Colin’s best friend Chick (Gad Elmaleh) falls for Alise (Aïssa Maïga), the niece of Colin’s brilliantly resourceful manservant Nicolas (Omar Sy). Naturally, Colin (Romain Duris) demands to “fall in love too”.
Enter Chloe (Audrey Tautou), whom Colin marries after a go-kart race and a whirlwind Parisian romance (with a nod to Agnès Varda). Unhappily, the new bride soon develops a debilitating lily growing from her lung, one that will be fatal if she isn’t surrounded by flowers at all times.
Colin's fortune soon shrinks, both figuratively and literally. But not before we've watched dancing pepperpots, doorbells that crawl down the wall, hyperactive food, a dining table wearing roller skates, a Rubik's cube-styled personal planner, cloud chairlifts, transparent saloon cars, shoes that run on ahead if the wearer is late, rotating handshakes, period futurism, and conveyer-belt typewriters tapping to Duke Ellington's Take the A Train.
S’ wonderful. S’ marvellous. S’ exhausting.
It ought to have been a marriage made in heaven: the extravagantly imaginative French film-maker Michel Gondry directs and co-writes an adaptation of Boris Vian's 1947 surrealist masterpiece Froth of the Daydream. But Gondry tends to produce his best work when there are boundaries, even if those boundaries are as unconventional as a Daft Punk promo or a Charlie Kaufman screenplay (think Eternal Sunshine of the Spotless Mind). Vian, alas, is not the go-to guy for boundaries.

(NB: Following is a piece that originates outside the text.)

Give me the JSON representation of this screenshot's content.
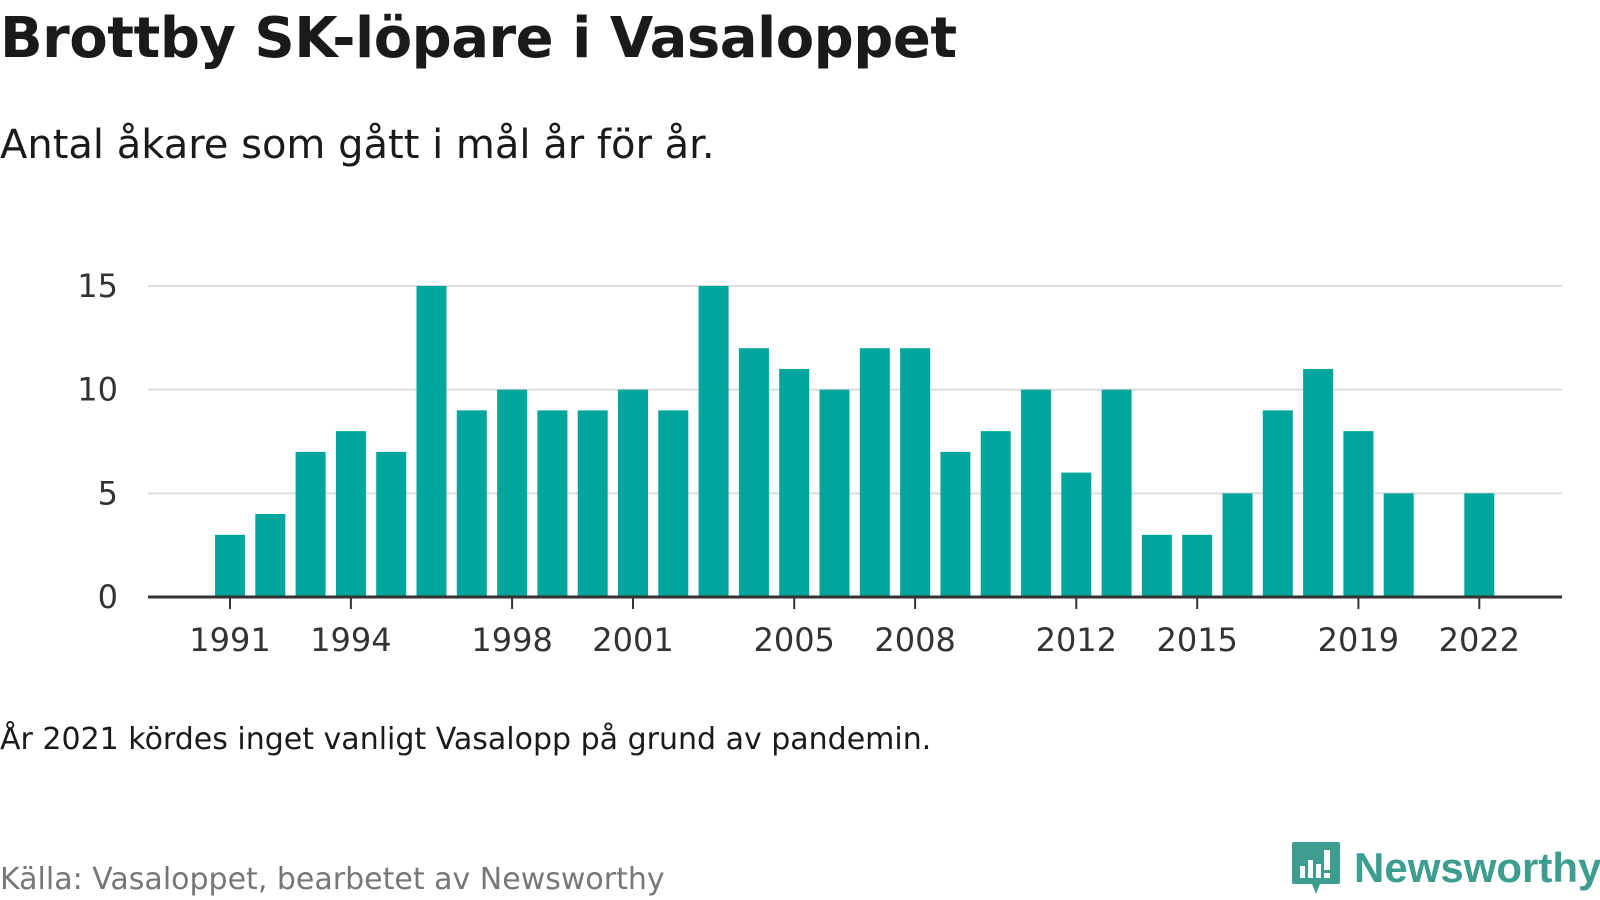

Gondry does splendid things with such mad analogue contraptions as Vian’s piano-cocktail, an instrument that produces drinks that reflect the tune being played. Stop-motion whirls animate every corner of every shot. There’s a commendably barmy subplot featuring a pop philosopher called Jean-Sol Partre (Sartre and Vian were pals) whose pronouncements prove ruinously addictive for Chick: “Existentialism is rheumatism in syrup form” or “The man sandwich disembowels”.
Visually, Mood Indigo is amazing. Mais bien sûr! Emotionally, despite valiant efforts from Duris and Sy, it lacks even the cutesy-pie depth of Gondry's Be Kind Rewind or The Science of Sleep.
Whimsy, however pretty, is no substitute for substance. And dream logic, however loopy, is a poor locum for storytelling.